Suppose we use Wikipedia's example projective transform matrix, and assume you have four points p = {px,py,pz}, p+u, p+v, and p+u+v. Let's assume that the last one is the one you want to find, and u and v are the edge vectors of the square. After transforming, the points get mapped to p -> {px/pz, py/pz, 1}, p+u -> {(px+ux)/(pz+uz), (py+uy)/(pz+uz), 1}, and similarly for p+v and p+u+v. This is all assuming, of course, that neither u or v is in the nullspace of the transform (they are not "aligned toward the camera"). So you have 4 new coordinate pairs which are rational functions of the original real-space 3D coordinates. Your problem is essentially, how do you compute

(px+ux+vx)/(pz+uz+vz) and (py+uy+vy)/(pz+uz+vz)

from

px/pz, py/pz, (px+ux)/(pz+uz), (py+uy)/(pz+uz),
(px+vx)/(pz+vz), and (py+vy)/(pz+vz)

I don't think there is a way to do this. Also, this page seems to indicate any quadrilateral can be mapped to any other quadrilateral by a perspective transform, so it is likely that your problem is ill-posed.

Victor Liu
+3  A: 

In general, it is not possible. You want to determine an homography (a perspective transformation) between the plane where the original square lies and the image plane by using the knowledge of three correspondences between points but you need four correspondences between points in order to univocally determine a plane homography.

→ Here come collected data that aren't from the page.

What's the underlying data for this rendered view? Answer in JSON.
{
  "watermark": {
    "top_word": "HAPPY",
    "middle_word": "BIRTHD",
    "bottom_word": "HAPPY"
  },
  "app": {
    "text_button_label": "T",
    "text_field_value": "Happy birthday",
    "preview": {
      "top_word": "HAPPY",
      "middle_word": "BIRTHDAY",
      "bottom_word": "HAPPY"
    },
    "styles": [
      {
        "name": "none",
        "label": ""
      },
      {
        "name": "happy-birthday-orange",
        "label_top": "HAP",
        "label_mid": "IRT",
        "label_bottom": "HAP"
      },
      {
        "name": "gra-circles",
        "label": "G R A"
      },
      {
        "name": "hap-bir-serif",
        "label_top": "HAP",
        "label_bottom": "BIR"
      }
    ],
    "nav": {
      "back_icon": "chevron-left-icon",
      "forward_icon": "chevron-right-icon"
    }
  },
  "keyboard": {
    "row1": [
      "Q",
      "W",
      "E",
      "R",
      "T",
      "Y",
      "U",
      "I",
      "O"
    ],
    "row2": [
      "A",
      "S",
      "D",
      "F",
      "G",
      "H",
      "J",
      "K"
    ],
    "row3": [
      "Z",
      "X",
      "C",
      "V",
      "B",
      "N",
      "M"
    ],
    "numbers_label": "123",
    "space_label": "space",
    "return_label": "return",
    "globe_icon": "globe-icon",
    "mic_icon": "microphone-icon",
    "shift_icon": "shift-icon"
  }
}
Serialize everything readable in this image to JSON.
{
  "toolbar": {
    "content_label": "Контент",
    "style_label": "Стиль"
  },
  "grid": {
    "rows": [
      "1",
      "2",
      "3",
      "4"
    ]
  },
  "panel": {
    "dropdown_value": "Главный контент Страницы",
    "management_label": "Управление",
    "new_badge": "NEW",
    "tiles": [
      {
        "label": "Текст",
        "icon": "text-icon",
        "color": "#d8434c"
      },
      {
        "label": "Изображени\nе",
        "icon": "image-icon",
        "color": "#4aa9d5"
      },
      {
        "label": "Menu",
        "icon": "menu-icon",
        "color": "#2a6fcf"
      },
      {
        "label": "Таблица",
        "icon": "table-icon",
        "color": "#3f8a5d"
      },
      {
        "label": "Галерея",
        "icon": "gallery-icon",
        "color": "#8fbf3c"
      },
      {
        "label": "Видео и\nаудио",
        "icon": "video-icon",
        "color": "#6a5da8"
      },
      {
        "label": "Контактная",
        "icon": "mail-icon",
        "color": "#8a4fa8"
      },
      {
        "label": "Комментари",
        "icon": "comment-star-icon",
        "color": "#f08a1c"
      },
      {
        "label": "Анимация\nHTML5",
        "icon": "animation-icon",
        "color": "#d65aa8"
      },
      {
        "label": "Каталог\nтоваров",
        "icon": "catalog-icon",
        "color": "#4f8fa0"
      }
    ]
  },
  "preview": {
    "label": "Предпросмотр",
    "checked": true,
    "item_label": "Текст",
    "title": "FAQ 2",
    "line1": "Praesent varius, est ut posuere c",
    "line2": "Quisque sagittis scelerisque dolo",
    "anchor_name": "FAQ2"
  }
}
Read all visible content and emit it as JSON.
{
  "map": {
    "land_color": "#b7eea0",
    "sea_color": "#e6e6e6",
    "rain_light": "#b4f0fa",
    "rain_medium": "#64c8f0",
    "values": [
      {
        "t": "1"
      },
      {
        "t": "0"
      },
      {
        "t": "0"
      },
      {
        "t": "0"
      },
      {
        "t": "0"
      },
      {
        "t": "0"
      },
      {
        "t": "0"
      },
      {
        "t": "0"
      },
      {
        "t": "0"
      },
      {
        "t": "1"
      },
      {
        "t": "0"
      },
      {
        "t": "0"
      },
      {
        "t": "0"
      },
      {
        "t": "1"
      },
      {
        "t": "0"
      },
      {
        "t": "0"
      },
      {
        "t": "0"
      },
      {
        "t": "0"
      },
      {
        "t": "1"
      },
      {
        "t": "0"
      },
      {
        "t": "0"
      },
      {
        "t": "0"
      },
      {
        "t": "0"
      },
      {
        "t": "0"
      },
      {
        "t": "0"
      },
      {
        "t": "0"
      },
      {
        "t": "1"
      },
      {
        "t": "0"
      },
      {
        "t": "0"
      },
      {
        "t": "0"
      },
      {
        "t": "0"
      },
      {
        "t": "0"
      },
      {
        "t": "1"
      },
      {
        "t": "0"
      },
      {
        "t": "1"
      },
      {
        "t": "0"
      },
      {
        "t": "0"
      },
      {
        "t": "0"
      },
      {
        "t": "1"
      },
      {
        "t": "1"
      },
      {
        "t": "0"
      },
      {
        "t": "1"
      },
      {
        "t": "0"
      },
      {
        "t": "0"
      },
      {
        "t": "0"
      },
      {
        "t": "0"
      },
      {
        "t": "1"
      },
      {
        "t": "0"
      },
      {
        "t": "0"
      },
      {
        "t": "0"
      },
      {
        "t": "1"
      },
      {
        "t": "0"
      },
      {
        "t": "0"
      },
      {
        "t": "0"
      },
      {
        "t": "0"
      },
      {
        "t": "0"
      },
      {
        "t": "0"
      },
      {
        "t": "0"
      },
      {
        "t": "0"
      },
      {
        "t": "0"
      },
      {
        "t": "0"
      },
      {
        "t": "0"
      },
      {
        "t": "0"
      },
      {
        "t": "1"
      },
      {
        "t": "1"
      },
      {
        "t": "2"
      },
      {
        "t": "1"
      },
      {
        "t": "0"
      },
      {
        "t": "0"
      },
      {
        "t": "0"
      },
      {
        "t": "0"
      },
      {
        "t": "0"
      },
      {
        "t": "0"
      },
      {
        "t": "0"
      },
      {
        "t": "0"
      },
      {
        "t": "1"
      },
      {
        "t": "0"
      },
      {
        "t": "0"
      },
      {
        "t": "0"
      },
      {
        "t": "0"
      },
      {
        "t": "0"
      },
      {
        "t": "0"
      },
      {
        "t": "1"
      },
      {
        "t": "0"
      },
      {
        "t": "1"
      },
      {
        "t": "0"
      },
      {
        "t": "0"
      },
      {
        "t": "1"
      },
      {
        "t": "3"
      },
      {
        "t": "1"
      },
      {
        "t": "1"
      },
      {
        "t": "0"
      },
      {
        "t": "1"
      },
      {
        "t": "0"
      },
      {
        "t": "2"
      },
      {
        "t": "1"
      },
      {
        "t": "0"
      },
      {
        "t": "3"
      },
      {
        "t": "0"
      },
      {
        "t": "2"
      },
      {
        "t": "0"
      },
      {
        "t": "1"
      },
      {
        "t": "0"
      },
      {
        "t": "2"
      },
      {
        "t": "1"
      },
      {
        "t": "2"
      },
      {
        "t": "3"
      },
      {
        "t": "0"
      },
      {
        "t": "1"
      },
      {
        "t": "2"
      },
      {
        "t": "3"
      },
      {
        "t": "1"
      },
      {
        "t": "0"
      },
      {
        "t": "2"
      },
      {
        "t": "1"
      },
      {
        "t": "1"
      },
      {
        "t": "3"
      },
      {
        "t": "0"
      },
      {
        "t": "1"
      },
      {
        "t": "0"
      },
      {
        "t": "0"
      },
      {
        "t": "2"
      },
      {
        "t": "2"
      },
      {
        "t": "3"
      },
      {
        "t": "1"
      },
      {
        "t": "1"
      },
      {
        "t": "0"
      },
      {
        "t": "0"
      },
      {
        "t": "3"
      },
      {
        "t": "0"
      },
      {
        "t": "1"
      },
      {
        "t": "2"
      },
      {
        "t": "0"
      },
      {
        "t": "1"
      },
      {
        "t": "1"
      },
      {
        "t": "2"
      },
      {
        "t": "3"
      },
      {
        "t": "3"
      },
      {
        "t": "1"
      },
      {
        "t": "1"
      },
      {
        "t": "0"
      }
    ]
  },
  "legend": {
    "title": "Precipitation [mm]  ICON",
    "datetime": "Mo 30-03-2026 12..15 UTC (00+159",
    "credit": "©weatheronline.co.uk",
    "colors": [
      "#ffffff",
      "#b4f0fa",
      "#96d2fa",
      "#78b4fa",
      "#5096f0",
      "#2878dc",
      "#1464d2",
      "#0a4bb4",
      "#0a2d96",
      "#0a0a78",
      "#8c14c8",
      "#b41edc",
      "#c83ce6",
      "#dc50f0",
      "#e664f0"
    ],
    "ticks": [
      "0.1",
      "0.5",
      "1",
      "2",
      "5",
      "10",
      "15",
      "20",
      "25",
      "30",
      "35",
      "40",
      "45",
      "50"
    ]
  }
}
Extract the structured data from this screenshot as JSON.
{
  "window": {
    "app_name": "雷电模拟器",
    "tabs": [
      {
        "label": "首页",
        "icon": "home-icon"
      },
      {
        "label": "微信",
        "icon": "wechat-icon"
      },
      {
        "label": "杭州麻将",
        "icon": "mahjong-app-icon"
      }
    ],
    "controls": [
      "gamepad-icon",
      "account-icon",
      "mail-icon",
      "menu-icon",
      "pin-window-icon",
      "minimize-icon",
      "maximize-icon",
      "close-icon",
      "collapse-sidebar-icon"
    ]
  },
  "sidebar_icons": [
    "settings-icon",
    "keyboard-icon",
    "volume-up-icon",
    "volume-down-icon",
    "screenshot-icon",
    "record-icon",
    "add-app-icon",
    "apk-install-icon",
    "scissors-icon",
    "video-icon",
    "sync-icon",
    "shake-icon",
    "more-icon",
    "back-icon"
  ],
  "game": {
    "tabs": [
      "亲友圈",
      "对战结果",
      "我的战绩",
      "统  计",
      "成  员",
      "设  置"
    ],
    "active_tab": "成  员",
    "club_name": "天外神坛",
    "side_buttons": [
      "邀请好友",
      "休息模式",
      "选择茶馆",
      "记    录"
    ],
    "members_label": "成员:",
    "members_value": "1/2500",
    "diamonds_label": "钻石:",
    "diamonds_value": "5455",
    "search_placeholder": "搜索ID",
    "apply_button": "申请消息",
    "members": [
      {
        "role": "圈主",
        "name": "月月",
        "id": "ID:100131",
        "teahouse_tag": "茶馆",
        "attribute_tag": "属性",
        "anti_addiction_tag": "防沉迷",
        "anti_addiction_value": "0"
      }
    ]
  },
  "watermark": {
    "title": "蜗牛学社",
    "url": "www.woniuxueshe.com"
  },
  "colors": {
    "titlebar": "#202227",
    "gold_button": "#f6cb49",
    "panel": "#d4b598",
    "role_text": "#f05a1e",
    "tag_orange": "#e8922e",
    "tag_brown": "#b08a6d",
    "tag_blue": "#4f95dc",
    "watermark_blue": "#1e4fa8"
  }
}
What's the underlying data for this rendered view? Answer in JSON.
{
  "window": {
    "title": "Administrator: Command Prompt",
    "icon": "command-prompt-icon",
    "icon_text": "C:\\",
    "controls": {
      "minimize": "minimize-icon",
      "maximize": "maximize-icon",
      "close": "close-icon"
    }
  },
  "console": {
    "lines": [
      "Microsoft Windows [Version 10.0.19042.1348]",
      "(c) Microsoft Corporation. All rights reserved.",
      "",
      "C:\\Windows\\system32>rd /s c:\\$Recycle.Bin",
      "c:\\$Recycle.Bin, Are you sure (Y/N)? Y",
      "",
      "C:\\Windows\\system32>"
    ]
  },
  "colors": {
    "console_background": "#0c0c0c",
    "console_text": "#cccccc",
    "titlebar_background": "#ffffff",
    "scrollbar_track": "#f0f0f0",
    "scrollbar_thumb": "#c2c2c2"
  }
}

Example of the ambiguity: Let's suppose the original square has its vertices at the points with homogeneous coordinates [0, 0, 1], [1, 0, 1], [1, 1, 1], and [0, 1, 1]. Now consider two homographies given by the following matrices:

H1 = [1, -2, 0;
      0, -1, 0;
      0, -2, 1]

H2 = [-1, 2, 0;
       0, 1, 0;
      -2, 2, 1]

Both transformations leave the first three vertices invariant (remember that two points in a projective space are equal if and only if their vectors differ by a non-zero scale factor) but they transform the fourth vertex to different points.

jmbr
A: 

But this problem has some solutions, I;ve heard that there are some methods of finding four possible fourth corners of quadrangle. So may be there are not many solutions of this task? And what additional information will be enough to find not many solutions of this problem? Also now I am reading about camera calibration, but I think that I will need to calibrate camera evry time to solve the problem. So even if I remember calibration parameters and make program that calibrates the camera automatically, what if camera's condition will change, and it's calibration parameters will also change? In this situation, the old camera parameters will not be correct.

maximus
Please use the comments feature instead of posting answers to your question.
Ron Warholic
Yes, you are right, but I've just registered my account, and I am new to this site, and I wanted to post this comment to everybody.